Max
- Editor in chief: Christian Krug
- Categories: Lifestyle magazine
- Frequency: monthly
- Circulation: 157,104 (2007)
- Publisher: MAX Verlag GmbH & Co. KG
- First issue: 1991
- Final issue: January/February 2008
- Country: Germany
- Based in: Hamburg
- Language: German
- Website: Max
- ISSN: 1617-5530

= Max (German magazine) =

Magazine published in Hamburg

Max was a German language magazine published in Hamburg, Germany, from 1991 to 2008.

==History==
Max was first published in 1991 and appeared monthly until the final issue which was a double issue for the months January and February 2008. It described itself as a photo and pop culture and lifestyle magazine.

The magazine was owned by MAX Verlag GmbH & Co. KG, part of the publishing group Verlagsgruppe Milchstraße, which has been 100% owned by Hubert Burda Media since 2004.

The circulation became continually lower according to the IVW figures.

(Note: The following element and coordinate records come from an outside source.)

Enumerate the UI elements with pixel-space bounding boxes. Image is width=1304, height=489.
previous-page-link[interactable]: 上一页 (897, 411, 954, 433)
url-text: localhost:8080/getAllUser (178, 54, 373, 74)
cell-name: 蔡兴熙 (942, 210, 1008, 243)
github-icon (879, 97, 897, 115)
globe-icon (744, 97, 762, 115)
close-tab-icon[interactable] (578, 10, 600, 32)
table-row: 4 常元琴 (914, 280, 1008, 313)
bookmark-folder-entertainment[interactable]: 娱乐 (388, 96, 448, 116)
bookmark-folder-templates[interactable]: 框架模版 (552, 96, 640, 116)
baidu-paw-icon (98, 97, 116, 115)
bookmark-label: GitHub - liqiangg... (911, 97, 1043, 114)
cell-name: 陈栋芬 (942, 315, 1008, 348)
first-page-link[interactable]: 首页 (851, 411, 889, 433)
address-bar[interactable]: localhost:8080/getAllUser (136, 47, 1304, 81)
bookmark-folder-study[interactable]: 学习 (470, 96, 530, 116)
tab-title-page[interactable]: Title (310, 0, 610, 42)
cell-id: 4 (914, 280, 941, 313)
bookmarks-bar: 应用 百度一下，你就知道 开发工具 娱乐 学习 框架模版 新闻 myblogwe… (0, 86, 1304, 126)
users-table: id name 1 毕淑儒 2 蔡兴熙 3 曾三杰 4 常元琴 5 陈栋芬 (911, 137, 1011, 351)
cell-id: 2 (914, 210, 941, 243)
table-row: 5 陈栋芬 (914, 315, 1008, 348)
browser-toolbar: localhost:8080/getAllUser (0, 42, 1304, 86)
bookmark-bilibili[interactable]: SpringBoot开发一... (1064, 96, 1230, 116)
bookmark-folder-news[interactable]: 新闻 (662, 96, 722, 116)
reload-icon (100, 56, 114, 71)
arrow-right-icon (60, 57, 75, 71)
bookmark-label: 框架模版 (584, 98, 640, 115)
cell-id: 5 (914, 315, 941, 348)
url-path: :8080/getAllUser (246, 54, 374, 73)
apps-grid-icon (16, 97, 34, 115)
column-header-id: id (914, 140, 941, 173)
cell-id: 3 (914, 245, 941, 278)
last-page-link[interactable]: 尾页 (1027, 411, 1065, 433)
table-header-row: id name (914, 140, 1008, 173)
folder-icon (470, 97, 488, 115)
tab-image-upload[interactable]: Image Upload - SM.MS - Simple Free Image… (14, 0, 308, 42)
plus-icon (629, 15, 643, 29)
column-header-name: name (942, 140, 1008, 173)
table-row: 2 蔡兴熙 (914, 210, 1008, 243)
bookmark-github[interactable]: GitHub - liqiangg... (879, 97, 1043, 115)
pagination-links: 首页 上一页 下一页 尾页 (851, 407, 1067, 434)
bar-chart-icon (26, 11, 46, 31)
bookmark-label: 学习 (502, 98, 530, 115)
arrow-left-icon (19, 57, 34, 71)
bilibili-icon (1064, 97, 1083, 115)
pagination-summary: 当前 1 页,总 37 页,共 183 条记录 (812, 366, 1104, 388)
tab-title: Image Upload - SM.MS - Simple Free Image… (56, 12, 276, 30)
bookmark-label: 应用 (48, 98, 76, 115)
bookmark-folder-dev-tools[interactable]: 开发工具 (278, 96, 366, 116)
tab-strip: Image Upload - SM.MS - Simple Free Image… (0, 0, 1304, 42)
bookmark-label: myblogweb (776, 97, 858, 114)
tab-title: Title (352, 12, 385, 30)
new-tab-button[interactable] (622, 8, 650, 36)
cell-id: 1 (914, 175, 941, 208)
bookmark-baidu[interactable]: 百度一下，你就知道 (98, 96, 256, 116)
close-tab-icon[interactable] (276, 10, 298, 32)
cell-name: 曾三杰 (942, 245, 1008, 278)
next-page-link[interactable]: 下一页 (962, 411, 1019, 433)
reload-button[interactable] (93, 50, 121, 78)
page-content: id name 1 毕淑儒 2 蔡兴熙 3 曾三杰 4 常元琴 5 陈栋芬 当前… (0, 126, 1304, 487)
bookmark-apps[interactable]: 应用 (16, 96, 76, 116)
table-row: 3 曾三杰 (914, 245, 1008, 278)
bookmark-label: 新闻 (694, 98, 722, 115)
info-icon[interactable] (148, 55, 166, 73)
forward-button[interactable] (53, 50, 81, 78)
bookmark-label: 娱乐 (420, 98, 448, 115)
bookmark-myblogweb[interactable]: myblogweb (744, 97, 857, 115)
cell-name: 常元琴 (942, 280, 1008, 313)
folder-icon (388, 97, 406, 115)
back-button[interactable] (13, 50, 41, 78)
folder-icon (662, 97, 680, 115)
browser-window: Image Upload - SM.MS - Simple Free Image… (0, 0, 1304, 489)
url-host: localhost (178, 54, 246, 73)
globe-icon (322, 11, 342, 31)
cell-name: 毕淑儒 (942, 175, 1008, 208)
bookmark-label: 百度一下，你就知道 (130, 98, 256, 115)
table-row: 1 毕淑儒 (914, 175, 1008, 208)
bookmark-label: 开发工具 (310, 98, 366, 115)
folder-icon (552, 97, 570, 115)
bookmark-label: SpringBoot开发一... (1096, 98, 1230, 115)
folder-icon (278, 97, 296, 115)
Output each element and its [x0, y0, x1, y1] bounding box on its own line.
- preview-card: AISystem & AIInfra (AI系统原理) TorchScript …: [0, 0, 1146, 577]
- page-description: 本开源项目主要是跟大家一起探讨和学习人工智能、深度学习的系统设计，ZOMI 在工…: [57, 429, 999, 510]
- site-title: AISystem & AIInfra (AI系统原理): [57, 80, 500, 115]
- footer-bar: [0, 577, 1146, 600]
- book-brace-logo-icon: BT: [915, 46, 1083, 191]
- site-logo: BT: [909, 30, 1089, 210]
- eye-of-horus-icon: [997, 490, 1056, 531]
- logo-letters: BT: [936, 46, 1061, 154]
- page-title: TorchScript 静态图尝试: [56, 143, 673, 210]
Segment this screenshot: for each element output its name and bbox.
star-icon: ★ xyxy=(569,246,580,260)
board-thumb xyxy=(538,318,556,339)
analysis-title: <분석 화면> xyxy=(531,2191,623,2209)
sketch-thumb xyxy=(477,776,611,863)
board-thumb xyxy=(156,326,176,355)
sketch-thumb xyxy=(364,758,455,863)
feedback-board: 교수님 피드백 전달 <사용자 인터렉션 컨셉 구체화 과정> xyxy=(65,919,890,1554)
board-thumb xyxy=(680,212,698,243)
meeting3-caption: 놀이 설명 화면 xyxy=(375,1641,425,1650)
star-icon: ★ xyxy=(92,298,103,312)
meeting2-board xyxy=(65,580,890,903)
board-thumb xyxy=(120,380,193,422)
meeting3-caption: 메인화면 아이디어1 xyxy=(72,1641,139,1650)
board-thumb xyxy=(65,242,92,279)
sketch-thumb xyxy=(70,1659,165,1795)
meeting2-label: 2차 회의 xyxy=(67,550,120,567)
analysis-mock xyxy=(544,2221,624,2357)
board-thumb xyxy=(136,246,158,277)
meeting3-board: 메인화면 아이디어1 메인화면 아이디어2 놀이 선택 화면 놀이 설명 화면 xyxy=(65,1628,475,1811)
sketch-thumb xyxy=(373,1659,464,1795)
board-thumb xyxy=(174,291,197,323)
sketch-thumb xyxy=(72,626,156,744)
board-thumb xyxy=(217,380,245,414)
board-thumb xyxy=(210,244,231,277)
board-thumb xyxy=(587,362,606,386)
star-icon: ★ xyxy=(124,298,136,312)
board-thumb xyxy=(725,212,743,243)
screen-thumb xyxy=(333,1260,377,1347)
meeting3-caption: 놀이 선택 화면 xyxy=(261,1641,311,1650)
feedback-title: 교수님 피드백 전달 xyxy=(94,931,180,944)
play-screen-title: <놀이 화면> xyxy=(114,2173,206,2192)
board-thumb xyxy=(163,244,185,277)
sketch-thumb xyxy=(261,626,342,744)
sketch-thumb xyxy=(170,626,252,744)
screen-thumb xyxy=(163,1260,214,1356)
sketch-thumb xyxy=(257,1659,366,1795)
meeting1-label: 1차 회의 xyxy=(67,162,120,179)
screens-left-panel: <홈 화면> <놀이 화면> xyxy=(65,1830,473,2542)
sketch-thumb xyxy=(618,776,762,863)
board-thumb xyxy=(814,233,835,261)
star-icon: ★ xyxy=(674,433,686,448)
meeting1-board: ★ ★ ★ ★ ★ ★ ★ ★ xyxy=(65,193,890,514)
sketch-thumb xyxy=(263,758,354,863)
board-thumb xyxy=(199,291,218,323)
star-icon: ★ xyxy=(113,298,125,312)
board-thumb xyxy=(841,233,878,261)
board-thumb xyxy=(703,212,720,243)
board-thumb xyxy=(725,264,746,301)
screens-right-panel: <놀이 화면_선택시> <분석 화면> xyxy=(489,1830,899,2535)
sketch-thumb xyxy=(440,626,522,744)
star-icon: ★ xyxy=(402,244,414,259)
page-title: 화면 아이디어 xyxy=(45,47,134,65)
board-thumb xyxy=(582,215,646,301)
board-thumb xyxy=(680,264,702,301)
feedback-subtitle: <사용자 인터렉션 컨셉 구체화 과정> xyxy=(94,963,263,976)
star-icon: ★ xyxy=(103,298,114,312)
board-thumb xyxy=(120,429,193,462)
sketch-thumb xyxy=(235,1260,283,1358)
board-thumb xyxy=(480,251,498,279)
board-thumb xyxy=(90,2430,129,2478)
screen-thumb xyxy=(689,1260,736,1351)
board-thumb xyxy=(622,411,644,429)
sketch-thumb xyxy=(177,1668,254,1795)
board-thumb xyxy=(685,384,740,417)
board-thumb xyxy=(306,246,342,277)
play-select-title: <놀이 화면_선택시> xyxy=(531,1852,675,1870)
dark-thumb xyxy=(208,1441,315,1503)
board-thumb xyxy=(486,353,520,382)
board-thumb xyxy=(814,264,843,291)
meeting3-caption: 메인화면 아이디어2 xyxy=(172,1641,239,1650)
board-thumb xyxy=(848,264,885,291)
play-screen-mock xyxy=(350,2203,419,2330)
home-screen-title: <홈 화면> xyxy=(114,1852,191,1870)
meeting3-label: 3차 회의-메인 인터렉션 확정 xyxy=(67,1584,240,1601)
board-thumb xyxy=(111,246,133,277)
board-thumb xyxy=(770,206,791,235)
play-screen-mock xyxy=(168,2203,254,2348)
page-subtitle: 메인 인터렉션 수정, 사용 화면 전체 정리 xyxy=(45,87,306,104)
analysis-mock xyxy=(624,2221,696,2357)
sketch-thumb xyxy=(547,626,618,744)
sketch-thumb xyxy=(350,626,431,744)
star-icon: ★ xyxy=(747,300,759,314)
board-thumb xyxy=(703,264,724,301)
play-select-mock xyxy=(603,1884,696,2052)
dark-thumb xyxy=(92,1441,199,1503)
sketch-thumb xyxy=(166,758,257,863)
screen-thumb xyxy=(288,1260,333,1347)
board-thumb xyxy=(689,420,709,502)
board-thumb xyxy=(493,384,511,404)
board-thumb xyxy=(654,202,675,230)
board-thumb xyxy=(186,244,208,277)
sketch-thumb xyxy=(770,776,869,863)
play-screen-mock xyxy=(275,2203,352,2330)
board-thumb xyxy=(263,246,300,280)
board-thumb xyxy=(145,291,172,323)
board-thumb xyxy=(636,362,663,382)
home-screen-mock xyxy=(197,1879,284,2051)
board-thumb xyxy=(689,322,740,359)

In the third quarter 2005, it had a circulation of 250,393, and in the third quarter 2006 220,333. During the same period, the number of subscriptions fell from 19,958 to 13,534.

In March 2006, the magazine started to publish multi-paged features of the best photos found on Flickr in the Flickr-Portfolio, which covered approximately 6 pages. This was controversial, because the Flickr photographers received no money.

On 11 January 2008, Hubert Burda Medien announced that they would stop publishing the magazine. The name of the magazine was to be kept for the publication of city guides. In 2011, a special "one shot" issue was published. Editors were the former chief editors of the magazine who chronicled their work, collected feedback and other input on a Facebook-fanpage, an idea they called "Gläserne Redaktion" (glass editorial office). After a moderate success, Hubert Burda Medien decided on publishing another special issue in 2012. This time, the editorial department was outsourced to the Storyboard GmbH in Munich. As for winter 2012, it is not decided yet, whether the special issues are to become an annual event.

The webpage continued after 2008 with a separate, small editorial staff. From fall 2011 to spring 2012, students of the Deutsche Journalistenschule wrote most of the articles on Max.de. After that, the site was run by a single editor who focused on pop culture, especially music, film and web phenomena. In winter 2012, a new editor took over to try out a new approach with pieces on adventurous and urban lifestyles. Since March 2013, there were no authors writing for Max.de, the side being updated with automatically imported articles from the German news agency dpa.